Il borofene è un monostrato atomico cristallino di boro, un allotropo bidimensionale del boro, noto anche come foglio di boro. Predetto teoricamente per la prima volta a metà degli anni ’90 [1], diverse strutture di borofene sono state confermate sperimentalmente nel 2015 da un gruppo di ricercatori coordinati da Marc C. Hersam (Nothwestern University, Evaston, IL, USA) e Nathan P. Guisinger (Argonne National Laboratory, IL, USA) [2].

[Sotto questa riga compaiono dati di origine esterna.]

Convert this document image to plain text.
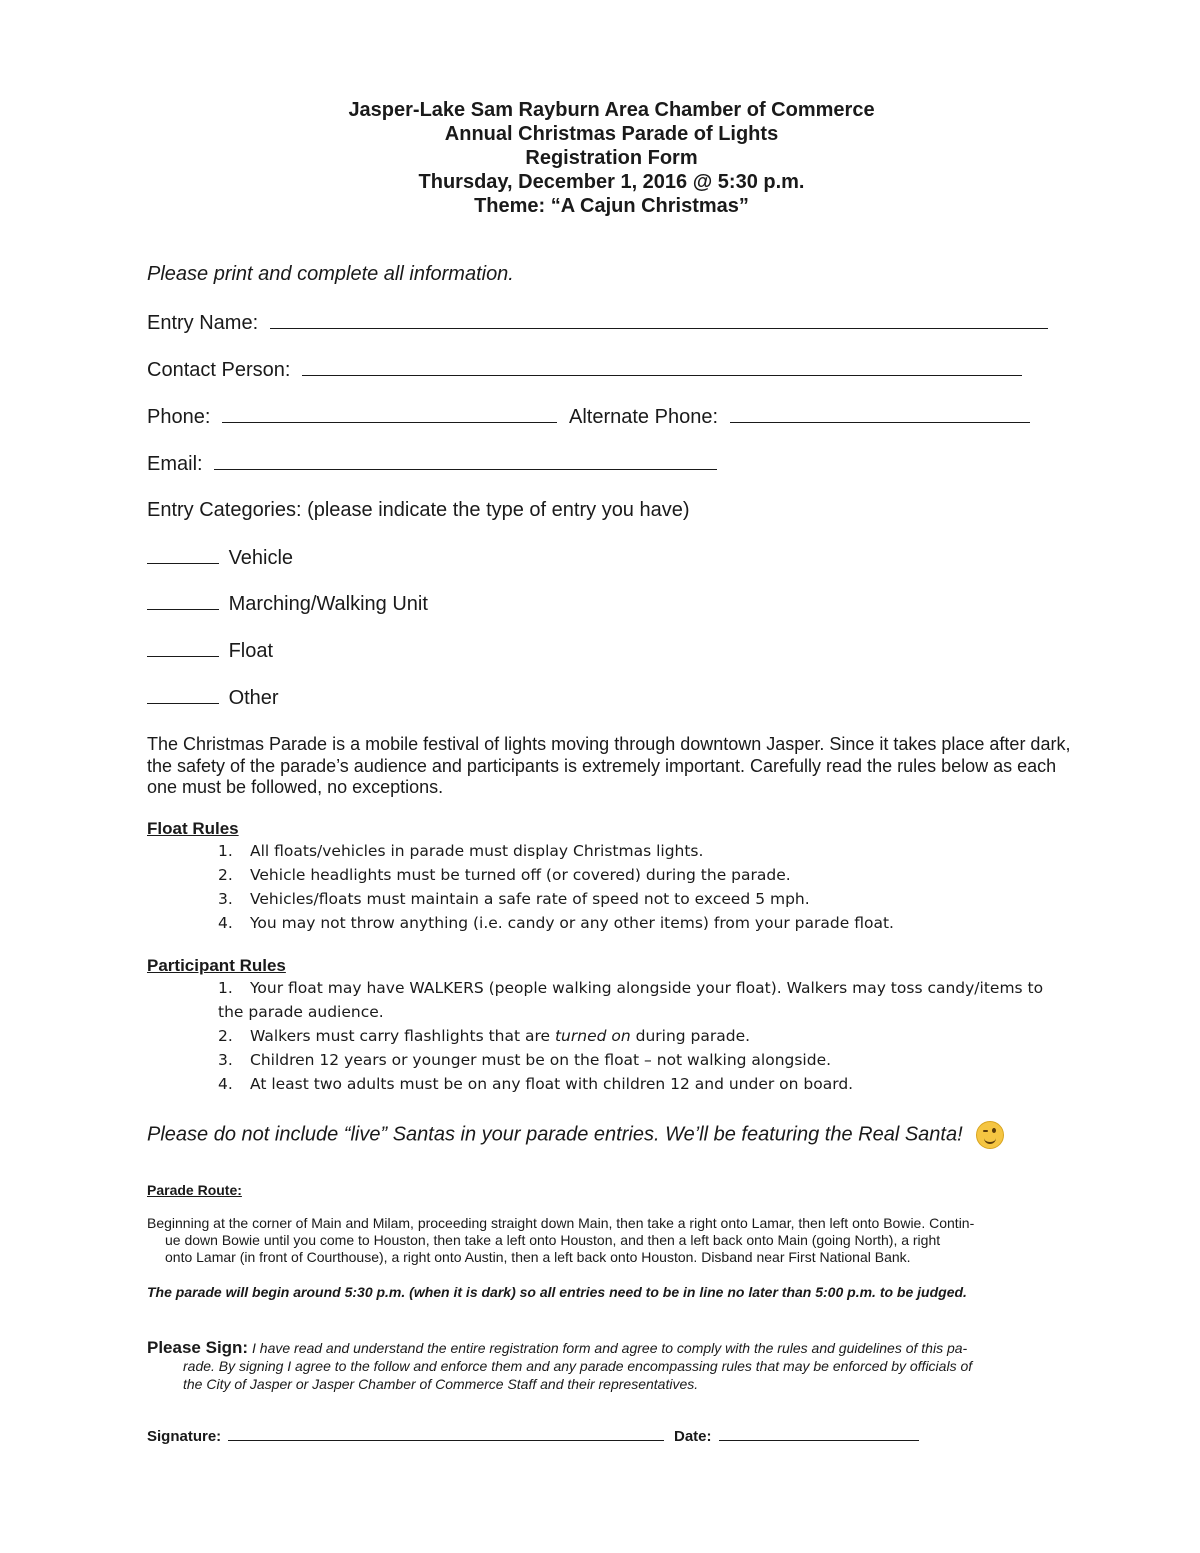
Jasper-Lake Sam Rayburn Area Chamber of Commerce
Annual Christmas Parade of Lights
Registration Form
Thursday, December 1, 2016 @ 5:30 p.m.
Theme: “A Cajun Christmas”
Please print and complete all information.
Entry Name:
Contact Person:
Phone:	Alternate Phone:
Email:
Entry Categories: (please indicate the type of entry you have)
Vehicle
Marching/Walking Unit
Float
Other
The Christmas Parade is a mobile festival of lights moving through downtown Jasper. Since it takes place after dark, the safety of the parade’s audience and participants is extremely important. Carefully read the rules below as each one must be followed, no exceptions.
Float Rules
1. All floats/vehicles in parade must display Christmas lights.
2. Vehicle headlights must be turned off (or covered) during the parade.
3. Vehicles/floats must maintain a safe rate of speed not to exceed 5 mph.
4. You may not throw anything (i.e. candy or any other items) from your parade float.
Participant Rules
1. Your float may have WALKERS (people walking alongside your float). Walkers may toss candy/items to
the parade audience.
2. Walkers must carry flashlights that are turned on during parade.
3. Children 12 years or younger must be on the float – not walking alongside.
4. At least two adults must be on any float with children 12 and under on board.
Please do not include “live” Santas in your parade entries. We’ll be featuring the Real Santa!
Parade Route:
Beginning at the corner of Main and Milam, proceeding straight down Main, then take a right onto Lamar, then left onto Bowie. Contin-
ue down Bowie until you come to Houston, then take a left onto Houston, and then a left back onto Main (going North), a right
onto Lamar (in front of Courthouse), a right onto Austin, then a left back onto Houston. Disband near First National Bank.
The parade will begin around 5:30 p.m. (when it is dark) so all entries need to be in line no later than 5:00 p.m. to be judged.
Please Sign: I have read and understand the entire registration form and agree to comply with the rules and guidelines of this pa-
rade. By signing I agree to the follow and enforce them and any parade encompassing rules that may be enforced by officials of
the City of Jasper or Jasper Chamber of Commerce Staff and their representatives.
Signature:	Date:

Marc C. Hersam (sopra) e Nathan P. Guisinger (sotto)

Sperimentalmente, strati sottili di borofeni cristallini e a carattere metallico sono stati sintetizzati su superfici metalliche pulite in condizioni di ultra alto vuoto [2]. La loro struttura atomica è costituita da motivi triangolari ed esagonali misti, come mostrato nella Figura 1. La struttura atomica è una conseguenza di un’interazione tra il legame a due centri e quello multicentrico planare, tipico degli elementi carenti di elettroni come il boro.

Figura 1. Strutture cristalline del borofene

Il borofene ha catturato l’attenzione dei ricercatori per le sue proprietà, come l’elevata resistenza meccanica, la flessibilità e la superconduttività. Più forte e flessibile del grafene, un singolo strato atomico di borofene potrebbe rivoluzionare sensori, batterie elettriche e informatica quantistica.

Tuttavia, il borofene si ossida immediatamente all’aria, perdendo le sue proprietà conduttive, quindi non può esistere al di fuori di una camera ad altissimo vuoto. Ciò ha gravemente ostacolato l’esplorazione del borofene e delle sue caratteristiche.

Molto recentemente Mark Hersam[1] e il suo gruppo di ricerca hanno sintetizzato “borofanici”  polimorfi, idrogenando il borofene con idrogeno atomico in ultra alto vuoto [3].

Attraverso l’imaging su scala atomica, metodi spettroscopici e calcoli quantomeccanici, il polimorfo borofano più diffuso ha dimostrato di possedere una combinazione di legami boro-idrogeno a due centri-due elettroni e legami boro-idrogeno-boro tre-centri-due-elettroni (figura 2).

Figura 2. Struttura del borofano, in verde acqua gli atomi di boro, in rosso quelli di idrogeno © Northwestern University

I polimorfi di borofano sono metallici con funzioni lavoro locale modificate, e possono ritornare in modo reversibile al borofene attraverso il desorbimento termico dell’idrogeno. L’idrogenazione fornisce anche la passivazione chimica perché il borofano riduce i tassi di ossidazione di oltre due ordini di grandezza dopo l’esposizione ambientale. Il prodotto idrogenato è stabile nell’aria per giorni e le sue proprietà possono essere indagate perché è stabile al di fuori del vuoto.

Hersam prevede che il suo utilizzo prolifererà rapidamente.

*Largamente ampliato da un breve articolo di Rebecca Trager su Chemistry World del 15 marzo 2021. 

Bibliografia

[1] I. Boustani, New quasi-planar surfaces of bare boron., Surface Science, 1997, 370, 355-363.

[2] A.J. Mannix et al., Synthesis of borophenes: Anisotropic, two-dimensional boron polymorphs., Science, 2015, 350, 1513-1516.

[3] Q. Li et al., Synthesis of borophane polymorphs through hydrogenation of borophene., Science,2021, 371, 1143-1148; DOI: 10.1126/science.abg1874


[1] Nel 2010 Mark C. Hersam fu nominato miglior giovane ricercatore per i materiali nano elettronici (MRS Bulletin, Cambridge University Press, January 2011).